By analyzing existing cross correlation between Citigroup and Aspocomp Group Oyj, you can compare the effects of market volatilities on Citigroup and Aspocomp Group and check how they will diversify away market risk if combined in the same portfolio for a given time horizon. You can also utilize pair trading strategies of matching a long position in Citigroup with a short position of Aspocomp Group. Check out your portfolio center. Please also check ongoing floating volatility patterns of Citigroup and Aspocomp Group.

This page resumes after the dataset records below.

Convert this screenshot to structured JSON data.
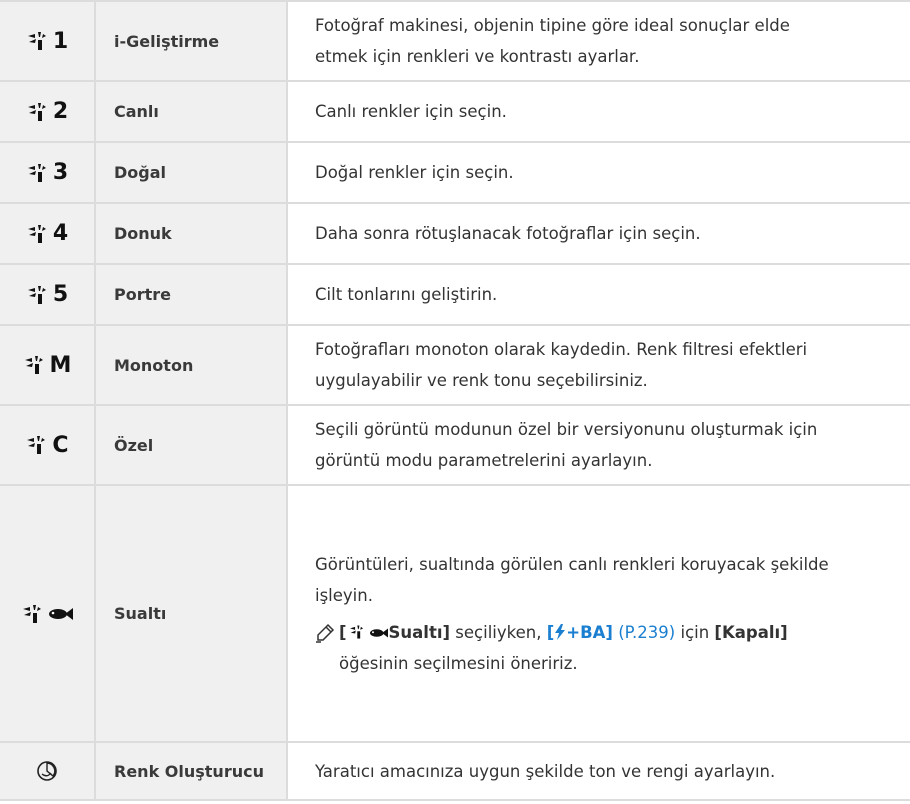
{
  "colors": {
    "header_bg": "#f0f0f0",
    "border": "#dcdcdc",
    "link": "#1a7fd0",
    "text": "#333333"
  },
  "rows": [
    {
      "code": "1",
      "name": "i-Geliştirme",
      "desc_lines": [
        "Fotoğraf makinesi, objenin tipine göre ideal sonuçlar elde",
        "etmek için renkleri ve kontrastı ayarlar."
      ]
    },
    {
      "code": "2",
      "name": "Canlı",
      "desc_lines": [
        "Canlı renkler için seçin."
      ]
    },
    {
      "code": "3",
      "name": "Doğal",
      "desc_lines": [
        "Doğal renkler için seçin."
      ]
    },
    {
      "code": "4",
      "name": "Donuk",
      "desc_lines": [
        "Daha sonra rötuşlanacak fotoğraflar için seçin."
      ]
    },
    {
      "code": "5",
      "name": "Portre",
      "desc_lines": [
        "Cilt tonlarını geliştirin."
      ]
    },
    {
      "code": "M",
      "name": "Monoton",
      "desc_lines": [
        "Fotoğrafları monoton olarak kaydedin. Renk filtresi efektleri",
        "uygulayabilir ve renk tonu seçebilirsiniz."
      ]
    },
    {
      "code": "C",
      "name": "Özel",
      "desc_lines": [
        "Seçili görüntü modunun özel bir versiyonunu oluşturmak için",
        "görüntü modu parametrelerini ayarlayın."
      ]
    },
    {
      "code": "",
      "name": "Sualtı",
      "desc_lines": [
        "Görüntüleri, sualtında görülen canlı renkleri koruyacak şekilde",
        "işleyin."
      ],
      "note": {
        "open_bracket": "[",
        "ref_label": "Sualtı]",
        "mid_text": " seçiliyken, ",
        "flash_label": "[",
        "flash_suffix": "+BA]",
        "page_ref": "(P.239)",
        "for_text": " için ",
        "value": "[Kapalı]",
        "line2": "öğesinin seçilmesini öneririz."
      }
    },
    {
      "code": "",
      "name": "Renk Oluşturucu",
      "desc_lines": [
        "Yaratıcı amacınıza uygun şekilde ton ve rengi ayarlayın."
      ]
    }
  ],
  "icons": {
    "picture_mode": "picture-mode-icon",
    "underwater": "fish-icon",
    "color_creator": "color-creator-icon",
    "note": "note-pencil-icon",
    "flash": "flash-icon"
  }
}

Diversification Opportunities for Citigroup and Aspocomp Group
0.14 | Correlation Coefficient |
Average diversification
The 3 months correlation between Citigroup and Aspocomp is 0.14. Overlapping area represents the amount of risk that can be diversified away by holding Citigroup and Aspocomp Group Oyj in the same portfolio, assuming nothing else is changed. The correlation between historical prices or returns on Aspocomp Group Oyj and Citigroup is a relative statistical measure of the degree to which these equity instruments tend to move together. The correlation coefficient measures the extent to which returns on Citigroup are associated (or correlated) with Aspocomp Group. Values of the correlation coefficient range from -1 to +1, where. The correlation of zero (0) is possible when the price movement of Aspocomp Group Oyj has no effect on the direction of Citigroup i.e., Citigroup and Aspocomp Group go up and down completely randomly.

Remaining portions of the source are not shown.